14th-Oct-2015 03:37 pm (UTC)
I was wondering how you were doing. Is your father living with you now?
20th-Dec-2015 02:42 pm (UTC)
Belated *hugs* to you

Sadly, Dad had a stroke the week after the funeral and is now not well enough to live at home, so this week he went into care ... hard choices.
15th-Oct-2015 04:53 pm (UTC)
I'm glad the hospital is being so supportive and I'm glad your dad got to enjoy the nice weather. I'm sorry he's struggling so much :( Continuing to keep you all in my thoughts and prayers!
20th-Dec-2015 02:42 pm (UTC)
Belated *hugs* to you

Our God is great. Thank you
20th-Oct-2015 08:45 pm (UTC)
Catching up with LJ....
My dad isn't having panic attacks but mislaid several things. How fun to hunt these when it happens.

*hugs*
20th-Dec-2015 02:43 pm (UTC)
Belated *hugs* to you

Don't worry - I can never find a thing!! I hope things are well with your dad now.
20th-Dec-2015 05:42 pm (UTC)
..things are well with your dad now. Ah Deb, depends how you look at it. Excuse me for just saying it because I don't know how to say it otherwise: my Dad passed away this Tuesday morning.

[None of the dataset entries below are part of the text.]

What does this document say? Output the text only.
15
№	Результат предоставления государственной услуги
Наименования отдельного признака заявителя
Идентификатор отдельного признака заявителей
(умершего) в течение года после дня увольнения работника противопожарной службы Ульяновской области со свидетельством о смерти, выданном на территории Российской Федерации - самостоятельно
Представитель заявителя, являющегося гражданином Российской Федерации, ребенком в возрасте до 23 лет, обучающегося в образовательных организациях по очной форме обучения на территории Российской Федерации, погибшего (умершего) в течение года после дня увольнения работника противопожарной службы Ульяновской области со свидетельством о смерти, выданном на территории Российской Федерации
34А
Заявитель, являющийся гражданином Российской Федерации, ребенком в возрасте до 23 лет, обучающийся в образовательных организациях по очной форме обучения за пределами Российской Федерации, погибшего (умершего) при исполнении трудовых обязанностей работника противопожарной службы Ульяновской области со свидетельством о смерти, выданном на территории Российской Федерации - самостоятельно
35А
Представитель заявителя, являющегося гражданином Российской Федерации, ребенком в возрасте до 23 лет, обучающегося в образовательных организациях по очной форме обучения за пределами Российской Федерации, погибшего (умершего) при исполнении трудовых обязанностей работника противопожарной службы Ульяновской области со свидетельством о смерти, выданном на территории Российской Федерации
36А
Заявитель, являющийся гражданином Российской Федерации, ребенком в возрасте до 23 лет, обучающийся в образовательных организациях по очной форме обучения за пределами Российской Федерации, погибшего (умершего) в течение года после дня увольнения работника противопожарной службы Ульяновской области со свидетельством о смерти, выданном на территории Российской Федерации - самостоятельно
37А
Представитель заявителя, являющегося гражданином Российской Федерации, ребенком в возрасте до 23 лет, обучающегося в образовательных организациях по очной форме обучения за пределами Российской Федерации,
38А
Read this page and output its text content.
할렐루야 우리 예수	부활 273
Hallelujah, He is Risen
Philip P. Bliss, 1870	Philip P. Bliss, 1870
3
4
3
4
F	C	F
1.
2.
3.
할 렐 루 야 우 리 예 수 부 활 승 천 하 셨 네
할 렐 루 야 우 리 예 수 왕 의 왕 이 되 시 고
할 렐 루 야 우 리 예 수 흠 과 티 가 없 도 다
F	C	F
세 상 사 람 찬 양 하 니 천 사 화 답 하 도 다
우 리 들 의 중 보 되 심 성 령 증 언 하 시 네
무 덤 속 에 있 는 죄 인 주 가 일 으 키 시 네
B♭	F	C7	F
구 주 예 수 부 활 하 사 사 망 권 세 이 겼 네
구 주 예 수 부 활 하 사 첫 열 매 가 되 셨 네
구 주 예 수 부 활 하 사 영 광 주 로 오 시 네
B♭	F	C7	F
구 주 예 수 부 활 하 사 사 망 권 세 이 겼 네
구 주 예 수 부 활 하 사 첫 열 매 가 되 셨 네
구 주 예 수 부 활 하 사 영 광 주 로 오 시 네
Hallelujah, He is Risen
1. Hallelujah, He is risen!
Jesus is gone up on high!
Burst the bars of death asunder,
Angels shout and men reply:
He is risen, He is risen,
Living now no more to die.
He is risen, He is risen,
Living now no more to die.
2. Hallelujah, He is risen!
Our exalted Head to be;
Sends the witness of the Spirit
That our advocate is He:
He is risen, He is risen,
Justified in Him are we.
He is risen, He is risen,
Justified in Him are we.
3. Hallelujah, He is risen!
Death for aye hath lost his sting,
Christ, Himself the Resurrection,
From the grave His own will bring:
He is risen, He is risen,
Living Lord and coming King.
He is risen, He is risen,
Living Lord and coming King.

I don't know how much you remember or what I've posted *checks* it was in October. The cancer was back, in this bones already but the last kidney was failing too. I updated on Dec. 15th what happened. In this case it was a grace he got to die before he started to be constantly in pain. It still feels too soon. *sigh*
20th-Dec-2015 06:58 pm (UTC)
Oh Cordy, I am so, so sorry ... and I can say that. You have had a rough few years, haven't you?

As you say, he died before the intense pain took over. Mum was like that, unconscious for that last week. Sad to see, but we knew she wasn't suffering.

I do pray that you are able to find some peace over Christmas ... I wish we were nearer.